Fed Rate Inaction Puts Spotlight on Bond ETFs

 Fed Rate Inaction Puts Spotlight on Bond ETFs
Fed Rate Inaction Puts Spotlight on Bond ETFs

While stocks have recovered from the shock delivered earlier this week when inflation numbers came in higher than expected, financial advisors are scrambling to get fixed income strategies up to speed.

The bond market was caught flatfooted by the numbers, since it was anticipating as many as seven interest rate cuts this year, according to advisors and market watchers. Even though Federal Reserve Chairman Jerome Powell was all but broadcasting a much-less aggressive rate-cut strategy, the bond market clung to what it wanted until it didn’t make sense.

“As soon as the Fed went from projecting one to three rate cuts in 2024, the bond market expected there to be as many as seven cuts, based on Fed fund futures,” said Phil Kosmala, co-founder and managing partner of Taiko, an outsourced CIO firm for advisors and institutional investors.

“The bond market got way ahead of the Fed even though the Fed started backtracking in January,” he added.

JAAA, FLTR: Advising Around Fed Inaction

Kosmala sees multiple reasons to trust the Fed’s signaling.

“The strength of the economy, plus economic data, is forcing the bond market to get closer to the Fed’s expectations,” he said. “Our advice to our clients is pretty simple; the Fed will be delayed in cutting because GDP is still too strong, the labor market is strong, and inflation is nowhere near the Fed’s target.”

Kosmala said as long as investors are able to earn more than 5% sitting in cash and more than 6% in floating-rate investment grade securities, he doesn’t see a case for jumping into the 10-year Treasury at 4.24%.

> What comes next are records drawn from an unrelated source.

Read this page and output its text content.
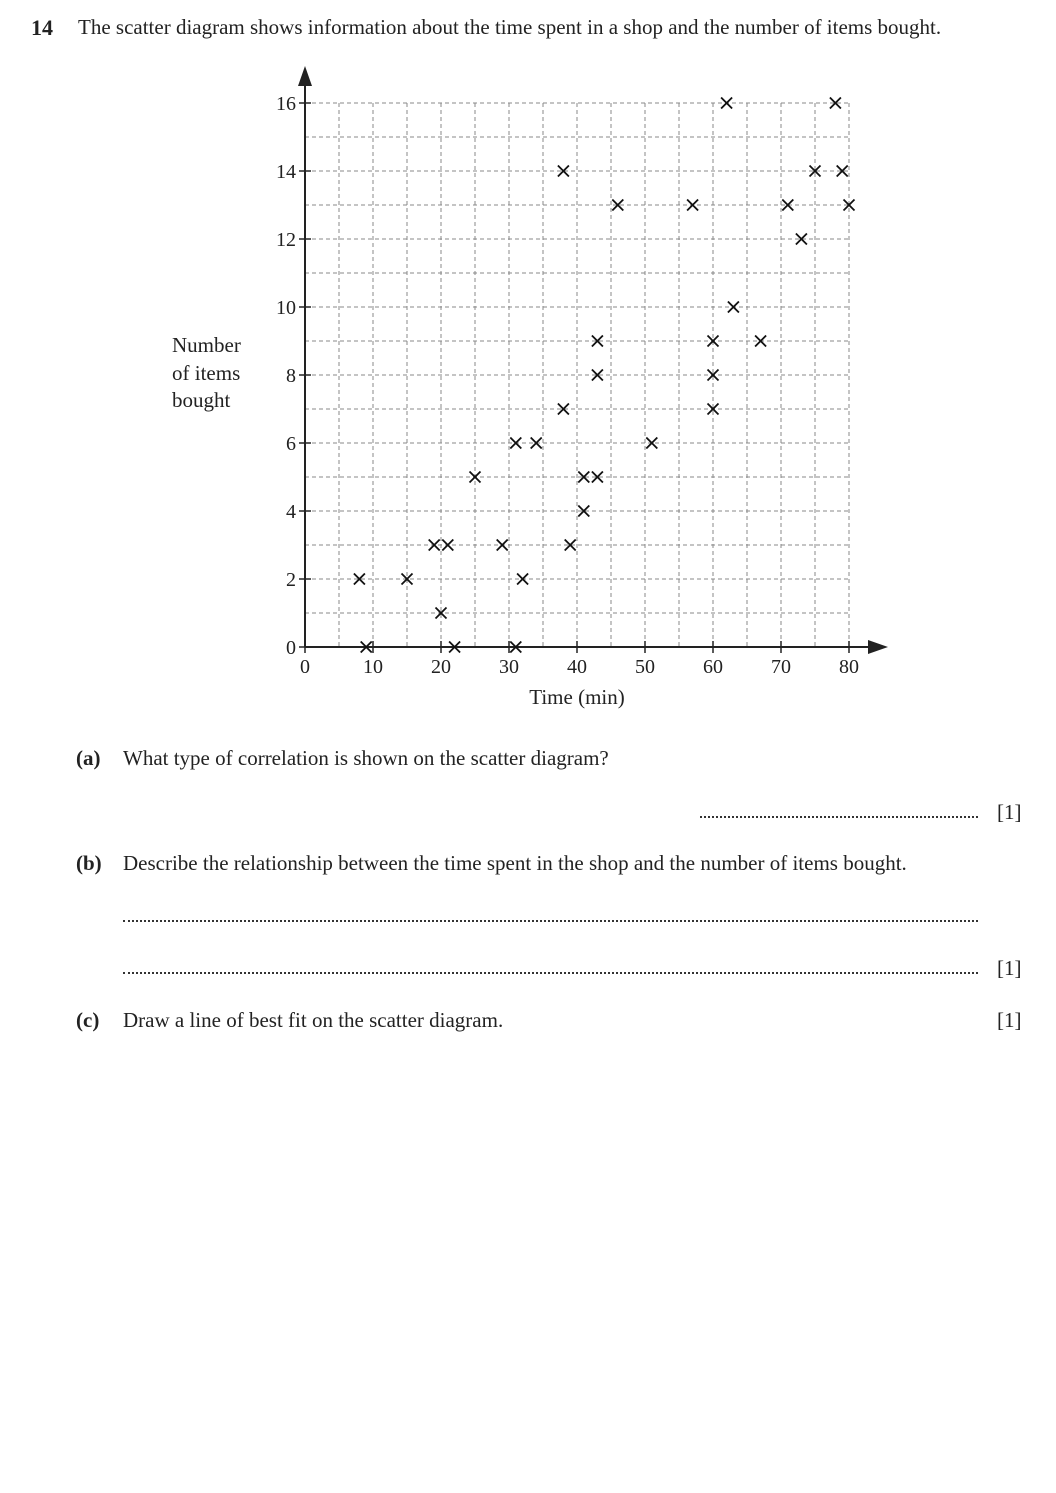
14 The scatter diagram shows information about the time spent in a shop and the number of items bought.
Number
of items
bought
0	10 20 30 40 50 60 70 80
0
2
4
6
8
10
12
14
16
Time (min)
(a) What type of correlation is shown on the scatter diagram?
[1]
(b) Describe the relationship between the time spent in the shop and the number of items bought.
[1]
(c) Draw a line of best fit on the scatter diagram.	[1]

“We’re telling clients to start extending duration when the 10-year gets close to 4.5%,” he added.

In the meantime, Kosmala likes the Janus Henderson AAA CLO ETF (JAAA) for its 6.8% yield and the VanEck IG Floating Rate ETF (FLTR) for its shorter-duration.

“As the yield curve stays inverted, clients should stay short duration and just clip the coupon,” he said.

Ryan Salah, a partner at Capital Financial Partners, has also called out the bond market for being wrong about the Fed’s near-term monetary strategy.

“You're starting to hear more talk about a scenario where inflation doesn't get to the Fed's target and stays elevated,” he said. “Whether this happens or not, it's important to maintain good diversification within fixed income between short, intermediate and long-term debt.”

Salah is expecting the Fed to start cutting rates at some point this year, “but not as early as people think.”

For Paul Schatz, president of Heritage Capital, the current bond market presents neither “great opportunity,” nor “imminent doom.”

“I don’t think the landscape changed much; I think the pundits got it wrong and are now revising history and trying to avoid yet another round of egg on their faces,” he said. “Our forecast was for a maximum of four rate cuts in 2024 with the risk being less unless there was some exogenous event which I am not smart enough to predict.”

In terms of his fixed income strategy, Schatz said, “I was buying, I am buying, and I plan to still buy short-term paper to take advantage of the inverted yield curve, and I will extend duration on mini spikes in yields.”